Expositions


Exposition 2009 : Pierre Poggi
Du 4 Décembre 2008 au 9 Janvier 2009
Entretien avec Enrico Pedrini
« L'art de jouer au football sans toucher le ballon »

Enrico Pedrini : John Hulzinga, dans son livre Homo Ludens, se concentre sur le jeu comme système culturel. Cette dualité de culture et de jeu est composée du jeu, qui se présente comme fait objectif perceptible et déterminable et de culture, appellation que notre jugement trouve pour tout autre événement. L'art dans ton œuvre se confronte avec ce monde irréel, de plus en plus présent dans ce système médiatique, où les actions fausses simulent les actions réelles.
Quelles sont tes raisons pour cette recherche ?
Pierre Poggi : Ce sont des motifs personnels, au sens pédagogique et psychologique du terme. Mon attitude par rapport au jeu est comparable à une créativité infantile sans préjugé. Dans mon art, je cherche à toujours garder cette "fraicheur". A ce propos, mon intérêt vers le monde du foot-ball pourrait se transposer en une phrase : « je joue au foot-ball en employant simplement les outils de l'art pour entrer en rapport avec notre contemporaneité ».

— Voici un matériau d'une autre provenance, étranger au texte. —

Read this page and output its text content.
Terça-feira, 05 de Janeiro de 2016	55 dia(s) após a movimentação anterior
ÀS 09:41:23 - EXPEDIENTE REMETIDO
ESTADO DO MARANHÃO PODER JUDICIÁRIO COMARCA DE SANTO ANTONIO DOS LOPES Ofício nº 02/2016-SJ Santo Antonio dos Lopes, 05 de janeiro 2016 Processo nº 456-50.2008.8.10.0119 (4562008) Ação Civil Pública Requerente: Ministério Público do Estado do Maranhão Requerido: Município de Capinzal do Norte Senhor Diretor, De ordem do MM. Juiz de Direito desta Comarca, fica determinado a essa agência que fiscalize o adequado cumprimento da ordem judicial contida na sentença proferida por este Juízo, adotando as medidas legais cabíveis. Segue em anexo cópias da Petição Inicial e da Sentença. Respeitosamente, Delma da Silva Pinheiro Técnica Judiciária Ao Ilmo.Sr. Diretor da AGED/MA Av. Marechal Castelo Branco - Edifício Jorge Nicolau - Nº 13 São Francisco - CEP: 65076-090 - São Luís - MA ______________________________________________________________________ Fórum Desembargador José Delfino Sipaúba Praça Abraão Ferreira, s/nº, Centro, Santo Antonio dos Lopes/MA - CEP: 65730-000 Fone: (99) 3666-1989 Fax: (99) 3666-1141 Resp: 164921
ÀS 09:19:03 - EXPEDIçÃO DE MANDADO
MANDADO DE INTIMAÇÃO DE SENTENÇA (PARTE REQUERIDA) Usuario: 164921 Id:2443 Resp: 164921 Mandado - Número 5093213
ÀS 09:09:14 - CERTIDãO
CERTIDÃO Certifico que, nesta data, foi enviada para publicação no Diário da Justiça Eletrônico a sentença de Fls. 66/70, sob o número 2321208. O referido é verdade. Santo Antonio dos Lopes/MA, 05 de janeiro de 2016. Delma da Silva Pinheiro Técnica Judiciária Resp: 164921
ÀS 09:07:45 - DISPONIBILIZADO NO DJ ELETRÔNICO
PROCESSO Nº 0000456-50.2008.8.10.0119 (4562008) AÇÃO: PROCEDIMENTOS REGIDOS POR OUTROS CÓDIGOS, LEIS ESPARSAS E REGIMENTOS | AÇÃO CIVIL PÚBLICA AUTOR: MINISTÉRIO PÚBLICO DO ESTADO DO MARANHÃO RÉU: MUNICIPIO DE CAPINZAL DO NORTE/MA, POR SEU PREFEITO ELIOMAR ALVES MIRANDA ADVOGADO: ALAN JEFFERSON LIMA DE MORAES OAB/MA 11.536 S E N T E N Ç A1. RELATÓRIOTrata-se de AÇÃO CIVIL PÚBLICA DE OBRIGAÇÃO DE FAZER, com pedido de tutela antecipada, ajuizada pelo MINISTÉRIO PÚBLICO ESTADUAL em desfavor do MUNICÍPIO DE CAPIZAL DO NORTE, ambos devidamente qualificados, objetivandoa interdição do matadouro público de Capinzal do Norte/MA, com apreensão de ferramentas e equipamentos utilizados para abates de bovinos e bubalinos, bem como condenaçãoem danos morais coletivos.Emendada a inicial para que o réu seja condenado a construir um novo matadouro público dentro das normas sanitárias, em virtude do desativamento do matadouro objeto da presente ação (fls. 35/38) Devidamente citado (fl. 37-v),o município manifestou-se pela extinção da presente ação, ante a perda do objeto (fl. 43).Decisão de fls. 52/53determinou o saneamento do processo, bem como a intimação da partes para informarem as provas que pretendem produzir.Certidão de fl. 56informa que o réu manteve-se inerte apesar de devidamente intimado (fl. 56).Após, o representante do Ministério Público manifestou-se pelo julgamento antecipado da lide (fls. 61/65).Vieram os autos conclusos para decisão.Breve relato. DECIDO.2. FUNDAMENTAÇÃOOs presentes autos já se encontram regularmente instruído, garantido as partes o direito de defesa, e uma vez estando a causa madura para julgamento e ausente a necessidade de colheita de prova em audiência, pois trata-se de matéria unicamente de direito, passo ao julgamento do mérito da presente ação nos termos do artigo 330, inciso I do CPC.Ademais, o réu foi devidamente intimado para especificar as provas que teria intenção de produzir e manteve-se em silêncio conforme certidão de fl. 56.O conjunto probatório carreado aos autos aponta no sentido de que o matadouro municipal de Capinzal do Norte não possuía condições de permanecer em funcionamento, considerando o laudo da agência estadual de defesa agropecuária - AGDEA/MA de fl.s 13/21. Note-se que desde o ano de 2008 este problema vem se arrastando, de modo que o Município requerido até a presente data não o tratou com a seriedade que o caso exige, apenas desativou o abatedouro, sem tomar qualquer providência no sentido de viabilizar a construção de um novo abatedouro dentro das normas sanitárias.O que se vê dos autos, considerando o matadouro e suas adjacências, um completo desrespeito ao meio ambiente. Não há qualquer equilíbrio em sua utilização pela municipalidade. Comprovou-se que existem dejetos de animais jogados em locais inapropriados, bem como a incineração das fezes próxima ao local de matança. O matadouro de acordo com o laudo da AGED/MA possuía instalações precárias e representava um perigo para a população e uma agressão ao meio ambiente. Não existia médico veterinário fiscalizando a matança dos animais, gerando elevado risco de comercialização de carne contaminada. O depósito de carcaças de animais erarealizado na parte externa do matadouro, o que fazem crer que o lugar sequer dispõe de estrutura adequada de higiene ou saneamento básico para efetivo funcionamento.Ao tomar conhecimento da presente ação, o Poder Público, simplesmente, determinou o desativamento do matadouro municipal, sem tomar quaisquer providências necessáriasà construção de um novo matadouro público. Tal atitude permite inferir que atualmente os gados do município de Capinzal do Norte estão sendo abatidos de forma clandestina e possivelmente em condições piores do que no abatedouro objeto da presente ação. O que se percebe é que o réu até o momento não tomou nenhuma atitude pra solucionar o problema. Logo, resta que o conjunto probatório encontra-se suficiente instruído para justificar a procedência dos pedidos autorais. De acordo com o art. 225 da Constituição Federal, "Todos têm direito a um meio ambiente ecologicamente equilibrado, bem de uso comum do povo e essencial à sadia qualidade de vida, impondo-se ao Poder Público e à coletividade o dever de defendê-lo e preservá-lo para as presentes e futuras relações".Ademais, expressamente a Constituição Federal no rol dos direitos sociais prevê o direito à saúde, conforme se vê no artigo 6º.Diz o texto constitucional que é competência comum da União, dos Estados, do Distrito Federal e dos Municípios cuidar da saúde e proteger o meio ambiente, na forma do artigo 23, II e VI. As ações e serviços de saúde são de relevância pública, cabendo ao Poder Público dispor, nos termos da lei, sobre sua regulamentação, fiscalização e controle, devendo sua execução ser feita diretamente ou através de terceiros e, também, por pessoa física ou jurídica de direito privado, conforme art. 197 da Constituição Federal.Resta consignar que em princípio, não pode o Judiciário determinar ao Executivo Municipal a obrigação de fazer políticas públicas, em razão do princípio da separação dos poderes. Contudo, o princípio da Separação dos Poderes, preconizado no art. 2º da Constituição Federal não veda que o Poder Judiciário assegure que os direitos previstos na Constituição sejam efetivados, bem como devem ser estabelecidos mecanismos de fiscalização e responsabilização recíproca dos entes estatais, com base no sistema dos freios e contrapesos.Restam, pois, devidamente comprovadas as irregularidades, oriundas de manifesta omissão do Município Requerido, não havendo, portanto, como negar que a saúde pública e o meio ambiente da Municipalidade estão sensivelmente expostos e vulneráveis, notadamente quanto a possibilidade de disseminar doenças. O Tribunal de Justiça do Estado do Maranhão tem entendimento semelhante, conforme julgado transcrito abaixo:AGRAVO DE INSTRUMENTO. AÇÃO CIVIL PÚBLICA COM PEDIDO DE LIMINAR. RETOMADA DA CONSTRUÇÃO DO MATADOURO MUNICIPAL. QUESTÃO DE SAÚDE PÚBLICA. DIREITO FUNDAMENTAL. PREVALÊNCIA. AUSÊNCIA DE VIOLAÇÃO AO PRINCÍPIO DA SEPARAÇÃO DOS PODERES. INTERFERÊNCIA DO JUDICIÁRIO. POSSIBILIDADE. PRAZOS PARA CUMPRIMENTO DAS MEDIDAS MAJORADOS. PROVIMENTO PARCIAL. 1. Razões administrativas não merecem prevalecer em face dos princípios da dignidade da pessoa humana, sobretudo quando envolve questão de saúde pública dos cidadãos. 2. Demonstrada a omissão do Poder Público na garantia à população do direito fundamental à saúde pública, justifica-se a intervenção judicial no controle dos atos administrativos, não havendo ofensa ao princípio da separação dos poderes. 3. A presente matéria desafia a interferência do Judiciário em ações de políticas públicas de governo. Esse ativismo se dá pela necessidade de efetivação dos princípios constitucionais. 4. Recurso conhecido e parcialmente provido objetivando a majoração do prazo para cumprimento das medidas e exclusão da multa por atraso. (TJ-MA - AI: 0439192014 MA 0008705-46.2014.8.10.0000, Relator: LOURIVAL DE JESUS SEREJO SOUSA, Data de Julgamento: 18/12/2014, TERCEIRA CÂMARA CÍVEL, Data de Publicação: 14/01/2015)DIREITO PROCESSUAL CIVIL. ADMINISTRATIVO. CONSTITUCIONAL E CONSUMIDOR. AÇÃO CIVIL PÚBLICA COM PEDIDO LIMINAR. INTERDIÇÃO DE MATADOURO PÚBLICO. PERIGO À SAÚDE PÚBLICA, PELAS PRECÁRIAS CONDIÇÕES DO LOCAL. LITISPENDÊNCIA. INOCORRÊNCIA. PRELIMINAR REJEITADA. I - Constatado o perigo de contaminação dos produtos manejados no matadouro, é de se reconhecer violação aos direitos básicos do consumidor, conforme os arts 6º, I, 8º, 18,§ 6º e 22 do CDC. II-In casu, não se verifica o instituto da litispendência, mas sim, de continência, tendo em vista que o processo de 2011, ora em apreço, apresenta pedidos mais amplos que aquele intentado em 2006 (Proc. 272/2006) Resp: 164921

E. P. : Peux-tu me parler de ton travail "Campo Santo" (cimetière) et d'où cette idée te vient-elle ?
P. P. : Cette œuvre a pour origine un article paru dans le quotidien Corriere Della Sera où, à coté d'une croix noire, on pouvait lire une longue liste de morts à cause du foot-ball de 1963 jusqu'à nos jours. Par association d'images (les cimetières militaires) j'ai eu à ce moment cette vision hallucinée. Campo Santo est une œuvre d'ambiance ; une parodie évocatrice du lieu de repos, qui se compose de 22 croix blanches. Un arbitre à la fois maître de cérémonie et chamane, impeccablement vêtu, réinterprète musicalement les chants des supporters ultras massés dans une hypothétique tribune. Une sorte de litanie, une litanie clownesque. On pourrait se demander ce que font ces croix sur un terrain de foot-ball. Les journaux on le sait, ont la mémoire courte si l'on considère que ce sont surtout les supporters qui sont morts "sur le champ" pour un ballon de cuir. Motif suffisant pour commémorer ces victimes, par cette installation à la fois surréelle et absurde.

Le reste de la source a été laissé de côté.